Gli effetti collaterali del nuovo articolo 18
di Luca Vannoni
La recente riforma dell’art.18 dello Statuto dei Lavoratori e, più in generale, della disciplina del recesso dal rapporto di lavoro – si veda da ultimo l’intervento operato con le tutele crescenti previste dal D.Lgs. n.23/15 – se, da una parte, si caratterizza per una forte riduzione dell’ambito di applicazione della reintegra, dall’altra rischia di determinare effetti indiretti che impattano nella gestione dei rapporti di lavoro.
A dimostrazione di tale fatto si cita la recente sentenza del Tribunale di Milano del 16 dicembre 2015 in materia di decorrenza della prescrizione retributiva.
Il caso riguardava il trattamento tenuto nei confronti di alcuni lavoratori a tempo parziale, dovuto all’utilizzo di un divisore fisso che determinava una retribuzione meno che proporzionale per le voci calcolate sulla retribuzione oraria così definita, considerato come una forma illegittima di disparità di trattamento tra lavoratori a tempo pieno e part-time.
Dopo aver dato ragione nel merito alle pretese dei lavoratori, rispondendo a un’eccezione di prescrizione formulata dal datore di lavoro convenuto, il Tribunale ha affermato che l’entrata in vigore, dal 18 luglio 2012, della L. n.92/12, ha modificato strutturalmente la tutela reale di cui all’art.18 St.Lav., così che la tutela resta in linea generale solo di carattere indennitario, in modo analogo all’area della tutela obbligatoria, pur con importi superiori.
Per questo motivo i lavoratori, pur essendo dipendenti di un’azienda sottoposta all’art.18, potevano incorrere durante il rapporto di lavoro nel timore di un licenziamento a fronte del far valere le loro ragioni, tenuto conto della diminuita resistenza della stabilità del contratto di lavoro.
A supporto di tale argomento è richiamata la Cassazione n.23227/04, dove si è affermato che la decorrenza della prescrizione in corso di rapporto di lavoro va verificata con riguardo all’esistenza di una situazione psicologica di metus del lavoratore e non già alla stregua della diversa normativa garantistica che avrebbe dovuto astrattamente regolare il rapporto.
In base a tali principi, le differenze retributive sono state calcolate andando fino a luglio 2007, tenuto conto della prescrizione quinquennale decorrente dalla data di entrata in vigore della L. n.92/12, in quanto, a partire da tale data, la prescrizione non decorre in costanza di rapporto di lavoro.
Se si consoliderà tale orientamento, anche nelle aziende in tutela reale la decorrenza della prescrizione risulterà sospesa durante lo svolgimento del rapporto di lavoro.

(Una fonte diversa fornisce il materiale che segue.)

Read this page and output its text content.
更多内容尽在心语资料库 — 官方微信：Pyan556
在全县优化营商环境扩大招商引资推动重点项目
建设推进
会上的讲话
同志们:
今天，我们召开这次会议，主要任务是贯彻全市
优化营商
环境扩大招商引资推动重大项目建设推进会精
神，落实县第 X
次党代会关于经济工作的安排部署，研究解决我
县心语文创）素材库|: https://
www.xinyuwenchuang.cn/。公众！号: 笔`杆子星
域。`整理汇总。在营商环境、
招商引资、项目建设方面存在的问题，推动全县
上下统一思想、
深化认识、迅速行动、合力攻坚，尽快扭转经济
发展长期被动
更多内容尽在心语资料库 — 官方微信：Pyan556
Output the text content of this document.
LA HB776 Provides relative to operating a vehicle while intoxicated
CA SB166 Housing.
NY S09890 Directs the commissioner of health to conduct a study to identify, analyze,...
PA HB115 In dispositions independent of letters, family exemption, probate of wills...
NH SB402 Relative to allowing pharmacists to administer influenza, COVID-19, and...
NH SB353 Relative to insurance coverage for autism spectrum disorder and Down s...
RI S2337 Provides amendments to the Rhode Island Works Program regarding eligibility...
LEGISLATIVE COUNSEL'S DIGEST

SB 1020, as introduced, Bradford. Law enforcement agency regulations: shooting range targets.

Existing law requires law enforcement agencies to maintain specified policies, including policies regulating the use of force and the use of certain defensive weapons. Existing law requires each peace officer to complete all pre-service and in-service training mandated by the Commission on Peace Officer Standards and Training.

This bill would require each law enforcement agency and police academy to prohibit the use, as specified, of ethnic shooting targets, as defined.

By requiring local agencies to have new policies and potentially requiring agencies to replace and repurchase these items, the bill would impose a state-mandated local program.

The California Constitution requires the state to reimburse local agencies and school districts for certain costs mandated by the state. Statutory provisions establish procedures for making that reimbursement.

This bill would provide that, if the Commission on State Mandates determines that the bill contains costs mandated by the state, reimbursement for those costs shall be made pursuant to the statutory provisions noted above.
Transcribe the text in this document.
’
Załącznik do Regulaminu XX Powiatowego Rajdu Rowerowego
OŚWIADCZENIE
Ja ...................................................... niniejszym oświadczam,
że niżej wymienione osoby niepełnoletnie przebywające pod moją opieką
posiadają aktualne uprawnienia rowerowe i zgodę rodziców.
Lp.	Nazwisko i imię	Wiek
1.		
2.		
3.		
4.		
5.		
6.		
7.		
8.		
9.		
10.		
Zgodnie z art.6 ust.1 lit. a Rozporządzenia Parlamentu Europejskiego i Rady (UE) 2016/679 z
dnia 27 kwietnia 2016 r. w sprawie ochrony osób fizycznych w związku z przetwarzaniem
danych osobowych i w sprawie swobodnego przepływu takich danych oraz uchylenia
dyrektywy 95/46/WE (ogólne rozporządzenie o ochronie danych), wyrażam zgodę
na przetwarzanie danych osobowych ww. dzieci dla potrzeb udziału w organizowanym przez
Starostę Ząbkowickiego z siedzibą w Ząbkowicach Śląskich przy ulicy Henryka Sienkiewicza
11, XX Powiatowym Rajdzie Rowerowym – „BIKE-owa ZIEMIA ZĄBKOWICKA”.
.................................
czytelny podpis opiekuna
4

In alternativa, i giudici del lavoro potrebbero affermare la decorrenza della prescrizione in quanto il licenziamento determinato dalle istanze del lavoratore sarebbe da considerarsi come ritorsivo, forma equiparata negli effetti reintegratori al licenziamento discriminatorio. È facile comunque prevedere ulteriori conferme alla sentenza commentata, in quanto la tutela sul licenziamento ritorsivo richiederebbe comunque oneri probatori in capo al lavoratore.